Brain Fever: Poems
- Author: Kimiko Hahn
- Publisher: W. W. Norton & Company
- Publication date: October 6, 2014
- Pages: 144
- ISBN: 978-0393243352
- Preceded by: The Cryptic Chamber
- Followed by: Brood

= Brain Fever (poetry collection) =

2014 poetry collection by Kimiko Hahn

Brain Fever: Poems is a 2014 poetry collection by Kimiko Hahn, published by W. W. Norton & Company. It is Hahn's ninth book of poetry.

== Contents ==
The book's poems, scientific in their inquiry, derived from Hahn's interest in neuroscience and other fields after consistently reading the New York Times' science section. Topics include but are not limited to memory, metacognition, consciousness, and what it means to have a self. Hahn's poetry also includes her prior, established interests such as Japanese poetics and the zuihitsu form derived from The Pillow Book by Sei Shōnagon.

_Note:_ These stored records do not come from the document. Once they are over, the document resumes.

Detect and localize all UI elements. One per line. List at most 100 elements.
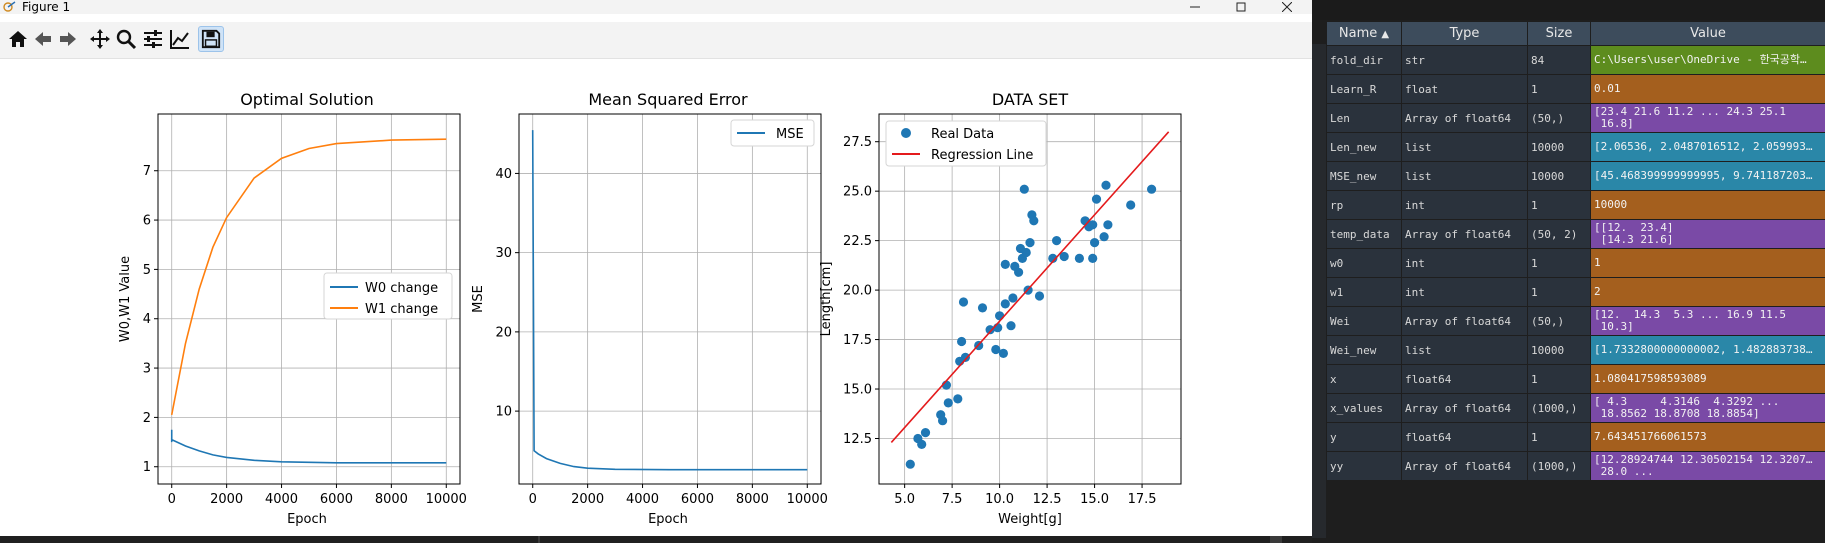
- variable-size: (1000,): [1527, 451, 1591, 481]
- variable-explorer-toolbar: [1312, 0, 1825, 20]
- column-header-name[interactable]: Name ▲: [1326, 21, 1402, 46]
- maximize-button[interactable]: [1218, 0, 1264, 14]
- variable-row[interactable]: rp int 1 10000: [1326, 190, 1825, 220]
- variable-row[interactable]: yy Array of float64 (1000,) [12.28924744 12…: [1326, 451, 1825, 481]
- save-button[interactable]: [198, 26, 224, 52]
- data-point: [1099, 232, 1109, 242]
- legend-real-data-swatch: [901, 128, 911, 138]
- data-point: [1059, 251, 1069, 262]
- window-bottom-strip: [0, 536, 1312, 543]
- variable-size: (1000,): [1527, 393, 1591, 423]
- data-point: [1034, 291, 1045, 301]
- figure-canvas[interactable]: Optimal Solution Epoch W0,W1 Value 0 2000…: [0, 59, 1312, 529]
- variable-type: Array of float64: [1401, 451, 1528, 481]
- data-point: [1019, 184, 1029, 194]
- chart3-ylabel: Length[cm]: [819, 262, 834, 337]
- variable-row[interactable]: Len_new list 10000 [2.06536, 2.0487016512, …: [1326, 132, 1825, 162]
- variable-type: int: [1401, 277, 1528, 307]
- variable-row[interactable]: MSE_new list 10000 [45.468399999999995, 9.7…: [1326, 161, 1825, 191]
- variable-row[interactable]: Wei_new list 10000 [1.7332800000000002, 1.4…: [1326, 335, 1825, 365]
- variable-type: Array of float64: [1401, 393, 1528, 423]
- data-point: [1090, 238, 1100, 248]
- data-point: [991, 344, 1001, 355]
- variable-type: Array of float64: [1401, 219, 1528, 249]
- variable-size: (50,): [1527, 103, 1591, 133]
- variable-type: float: [1401, 74, 1528, 104]
- data-point: [953, 394, 963, 404]
- variable-type: float64: [1401, 364, 1528, 394]
- variable-value: [[12. 23.4] [14.3 21.6]: [1590, 219, 1825, 249]
- variable-name: Len_new: [1326, 132, 1402, 162]
- column-header-size[interactable]: Size: [1527, 21, 1591, 46]
- column-header-type[interactable]: Type: [1401, 21, 1528, 46]
- pan-button[interactable]: [87, 26, 113, 52]
- x-tick-label: 15.0: [1080, 492, 1109, 507]
- data-point: [1088, 220, 1098, 230]
- zoom-button[interactable]: [113, 26, 139, 52]
- variable-row[interactable]: Wei Array of float64 (50,) [12. 14.3 5.3 ..…: [1326, 306, 1825, 336]
- minimize-button[interactable]: [1172, 0, 1218, 14]
- edit-axes-button[interactable]: [167, 26, 193, 52]
- matplotlib-app-icon: [3, 1, 16, 12]
- variable-size: 10000: [1527, 161, 1591, 191]
- variable-size: 1: [1527, 364, 1591, 394]
- data-point: [998, 348, 1009, 358]
- configure-subplots-button[interactable]: [140, 26, 166, 52]
- chart-data-set: DATA SET Weight[g] Length[cm] 5.0 7.5 10.0…: [819, 90, 1182, 527]
- data-point: [1126, 200, 1136, 210]
- x-tick-label: 2000: [571, 492, 604, 507]
- variable-name: w1: [1326, 277, 1402, 307]
- zoom-icon: [116, 29, 137, 50]
- variable-type: int: [1401, 190, 1528, 220]
- data-point: [1088, 253, 1098, 263]
- forward-arrow-icon: [60, 32, 76, 46]
- home-button[interactable]: [5, 26, 31, 52]
- forward-button[interactable]: [55, 26, 81, 52]
- variable-size: 1: [1527, 190, 1591, 220]
- variable-row[interactable]: Len Array of float64 (50,) [23.4 21.6 11.2 …: [1326, 103, 1825, 133]
- data-point: [905, 459, 915, 469]
- variable-name: Wei: [1326, 306, 1402, 336]
- variable-value: [23.4 21.6 11.2 ... 24.3 25.1 16.8]: [1590, 103, 1825, 133]
- variable-value: [1.7332800000000002, 1.482883738…: [1590, 335, 1825, 365]
- chart3-ticks: 5.0 7.5 10.0 12.5 15.0 17.5 12.5 15.0 17.5 20.0 22…: [843, 135, 1156, 507]
- y-tick-label: 17.5: [843, 333, 872, 348]
- y-tick-label: 40: [495, 167, 512, 182]
- variable-name: fold_dir: [1326, 45, 1402, 75]
- variable-row[interactable]: x_values Array of float64 (1000,)[ 4.3 4.3…: [1326, 393, 1825, 423]
- close-button[interactable]: [1264, 0, 1310, 14]
- data-point: [920, 428, 931, 438]
- back-button[interactable]: [30, 26, 56, 52]
- x-tick-label: 6000: [681, 492, 714, 507]
- variable-row[interactable]: Learn_R float 1 0.01: [1326, 74, 1825, 104]
- x-tick-label: 6000: [320, 492, 353, 507]
- chart-mean-squared-error: Mean Squared Error Epoch MSE 0 2000 4000 60…: [471, 90, 828, 527]
- variable-value: 10000: [1590, 190, 1825, 220]
- y-tick-label: 27.5: [843, 135, 872, 150]
- chart3-xlabel: Weight[g]: [998, 512, 1062, 527]
- y-tick-label: 25.0: [843, 185, 872, 200]
- data-point: [957, 336, 967, 347]
- variable-name: Learn_R: [1326, 74, 1402, 104]
- variable-type: list: [1401, 161, 1528, 191]
- y-tick-label: 30: [495, 246, 512, 261]
- chart2-legend-box: [730, 119, 815, 147]
- save-icon: [201, 29, 221, 49]
- variable-row[interactable]: temp_data Array of float64 (50, 2) [[12. 23…: [1326, 219, 1825, 249]
- edit-axes-icon: [170, 30, 189, 49]
- chart1-title: Optimal Solution: [240, 90, 374, 109]
- variable-row[interactable]: y float64 1 7.643451766061573: [1326, 422, 1825, 452]
- figure-svg: Optimal Solution Epoch W0,W1 Value 0 2000…: [118, 90, 1182, 527]
- variable-size: 84: [1527, 45, 1591, 75]
- series-line-mse: [531, 130, 808, 471]
- data-point: [1029, 216, 1039, 226]
- variable-row[interactable]: w1 int 1 2: [1326, 277, 1825, 307]
- column-header-value[interactable]: Value: [1590, 21, 1825, 46]
- configure-subplots-icon: [144, 30, 162, 48]
- variable-row[interactable]: x float64 1 1.080417598593089: [1326, 364, 1825, 394]
- variable-row[interactable]: fold_dir str 84 C:\Users\user\OneDrive - 한국…: [1326, 45, 1825, 75]
- data-point: [938, 416, 948, 426]
- variable-row[interactable]: w0 int 1 1: [1326, 248, 1825, 278]
- variable-value: C:\Users\user\OneDrive - 한국공학…: [1590, 45, 1825, 75]
- y-tick-label: 22.5: [843, 234, 872, 249]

When asked about why Hahn wrote another scientifically motivated book after her previous collection, Toxic Flora, Hahn said: "After Toxic Flora, I vowed no more science. But the writing life doesn't always give way to 'vows.' I wasn't blocked. I just didn't feel engaged—so I made up assignments taking one science article and "scribbling" a number of short pieces. I ended up with several sequences triggered from the field of cognitive science."

== Critical reception ==
Benjamin Landry, in the Boston Review, lauded Hahn's conceptual structure around scientific inquiry and saw it similarly to her thematic limitation in a previous poetry collection, Toxic Flora. In the conclusion of his review, Landry wrote: "Hahn treats this collection as an occasion to ask big questions: How do we avoid fixation on particular memories? How do we conceive of home, independent of place? If time is marked by a series of remembered events, is their ordering necessarily fixed?"

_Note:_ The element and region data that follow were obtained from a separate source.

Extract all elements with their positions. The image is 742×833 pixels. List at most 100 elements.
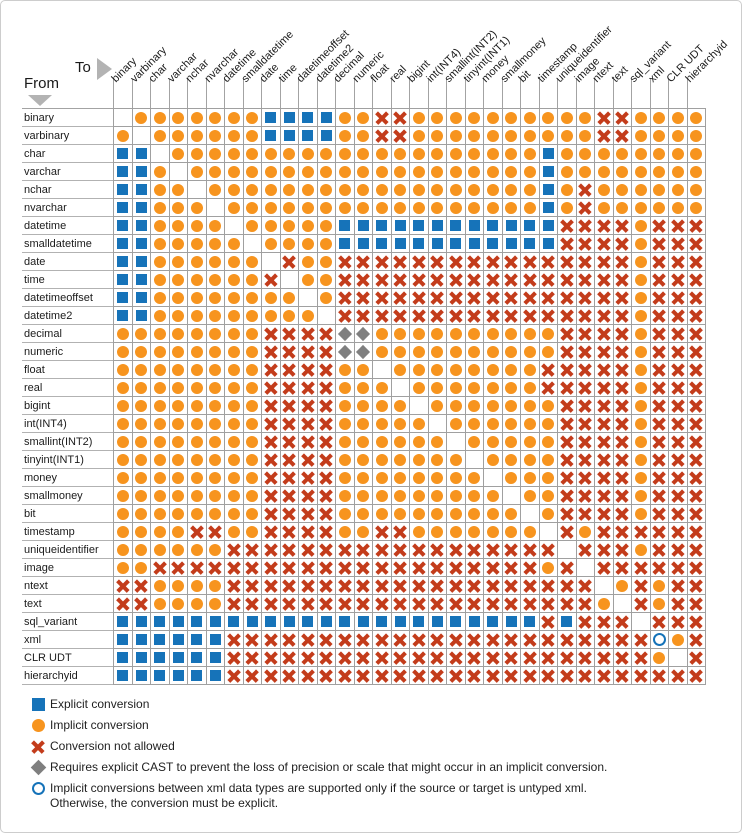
implicit-icon [338, 471, 351, 484]
matrix-cell [465, 559, 484, 577]
matrix-cell [613, 559, 632, 577]
matrix-cell [484, 253, 503, 271]
matrix-cell [169, 109, 188, 127]
not-allowed-icon [486, 651, 500, 665]
matrix-cell [243, 235, 262, 253]
not-allowed-icon [597, 561, 611, 575]
not-allowed-icon [597, 291, 611, 305]
implicit-icon [264, 309, 277, 322]
matrix-cell [687, 379, 706, 397]
matrix-cell [225, 523, 244, 541]
matrix-cell [243, 631, 262, 649]
matrix-cell [317, 397, 336, 415]
matrix-cell [391, 235, 410, 253]
implicit-icon [486, 435, 499, 448]
matrix-cell [151, 307, 170, 325]
matrix-cell [132, 325, 151, 343]
implicit-icon [468, 435, 481, 448]
column-tick [631, 79, 632, 108]
not-allowed-icon [615, 219, 629, 233]
matrix-cell [502, 271, 521, 289]
matrix-cell [354, 325, 373, 343]
matrix-cell [132, 379, 151, 397]
matrix-cell [669, 451, 688, 469]
explicit-icon [209, 652, 221, 663]
not-allowed-icon [338, 543, 352, 557]
not-allowed-icon [375, 129, 389, 143]
implicit-icon [190, 579, 203, 592]
matrix-cell [447, 325, 466, 343]
matrix-cell [354, 271, 373, 289]
matrix-cell [114, 451, 133, 469]
row-label: bit [22, 505, 113, 523]
matrix-cell [595, 577, 614, 595]
matrix-cell [225, 109, 244, 127]
not-allowed-icon [597, 219, 611, 233]
implicit-icon [412, 525, 425, 538]
implicit-icon [301, 147, 314, 160]
implicit-icon [671, 165, 684, 178]
matrix-cell [465, 541, 484, 559]
implicit-icon [690, 129, 703, 142]
matrix-cell [225, 127, 244, 145]
matrix-cell [484, 541, 503, 559]
matrix-cell [280, 541, 299, 559]
matrix-cell [336, 505, 355, 523]
explicit-icon [450, 220, 462, 231]
not-allowed-icon [634, 651, 648, 665]
matrix-cell [669, 541, 688, 559]
not-allowed-icon [578, 615, 592, 629]
implicit-icon [486, 381, 499, 394]
not-allowed-icon [689, 273, 703, 287]
matrix-cell [354, 307, 373, 325]
not-allowed-icon [671, 525, 685, 539]
matrix-cell [169, 469, 188, 487]
matrix-cell [558, 631, 577, 649]
not-allowed-icon [393, 291, 407, 305]
matrix-cell [391, 397, 410, 415]
not-allowed-icon [282, 471, 296, 485]
matrix-cell [373, 325, 392, 343]
not-allowed-icon [356, 561, 370, 575]
matrix-cell [317, 235, 336, 253]
matrix-cell [280, 163, 299, 181]
not-allowed-icon [560, 651, 574, 665]
matrix-cell [151, 343, 170, 361]
matrix-cell [447, 541, 466, 559]
matrix-cell [354, 487, 373, 505]
matrix-cell [206, 199, 225, 217]
matrix-cell [169, 181, 188, 199]
matrix-cell [613, 361, 632, 379]
implicit-icon [690, 165, 703, 178]
not-allowed-icon [282, 417, 296, 431]
matrix-cell [243, 613, 262, 631]
not-allowed-icon [560, 471, 574, 485]
implicit-icon [227, 183, 240, 196]
matrix-cell [558, 613, 577, 631]
matrix-cell [391, 487, 410, 505]
implicit-icon [135, 417, 148, 430]
matrix-cell [299, 325, 318, 343]
matrix-cell [687, 235, 706, 253]
implicit-icon [338, 399, 351, 412]
implicit-icon [357, 417, 370, 430]
implicit-icon [431, 471, 444, 484]
implicit-icon [634, 309, 647, 322]
matrix-cell [539, 163, 558, 181]
matrix-cell [521, 145, 540, 163]
implicit-icon [486, 201, 499, 214]
matrix-cell [669, 271, 688, 289]
matrix-cell [502, 163, 521, 181]
explicit-icon [135, 634, 147, 645]
not-allowed-icon [504, 597, 518, 611]
matrix-cell [447, 307, 466, 325]
implicit-icon [523, 471, 536, 484]
explicit-icon [117, 310, 129, 321]
not-allowed-icon [449, 273, 463, 287]
implicit-icon [320, 237, 333, 250]
matrix-cell [354, 253, 373, 271]
implicit-icon [172, 579, 185, 592]
matrix-cell [373, 253, 392, 271]
matrix-cell [206, 343, 225, 361]
not-allowed-icon [578, 435, 592, 449]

Michelle Nancy Huang, in a review for Post45, observed Hahn's purported connection between language and thought, namely in her intertwining of quotations from poets and scientists alike. From that connection, Huang read the book through the lens of race, arguing that the internalization of racial differences, specifically those regarding Asian Americans, happened on a metacognitive level, toward which Hahn's poems "unsettle these interpretations to show the limitations of quick patterns of racial identification." In other words, Huang saw Hahn's project as one of using language in order to destabilize racially charged constructions of Asian Americans and thus disrupt "the classical model of racial thinking that assumes a synoptic object."

In the New York Journal of Books, Ginny Lowe Connors appreciated the breadth of techniques with which Hahn used to interrogate her scientific questions: "Hahn combines ancient Japanese aesthetics with quotes from articles relating scientific research on many aspects of the brain and of the wider universe. The poems are characterized by word play and employ many devices: lists, intermittent repetition, quotations from news articles, word associations and puns, and pivotal words that move the progression of poems away from the linear."

Ethan Vilu, writing for Nōd Magazine, observed Hahn's poetic mastery in conjunction with her neuroscientific fascinations. In particular, Vilu pointed out her juxtapositions of the rational and the personal, her impactful poems that are brief in length but "powerfully and universally concise" as a result, and her usage of quoted material from diverse sources. However, Vilu criticized Hahn's poem, "The Problem with Dwarfs", for its certain use of language which was "hateful and ineffectual".

== Title ==
The book's title refers to brain fever, an outdated term often used in Victorian literature to refer to a series of symptoms—hysteria, frenzy, among others—as a result of emotional shock.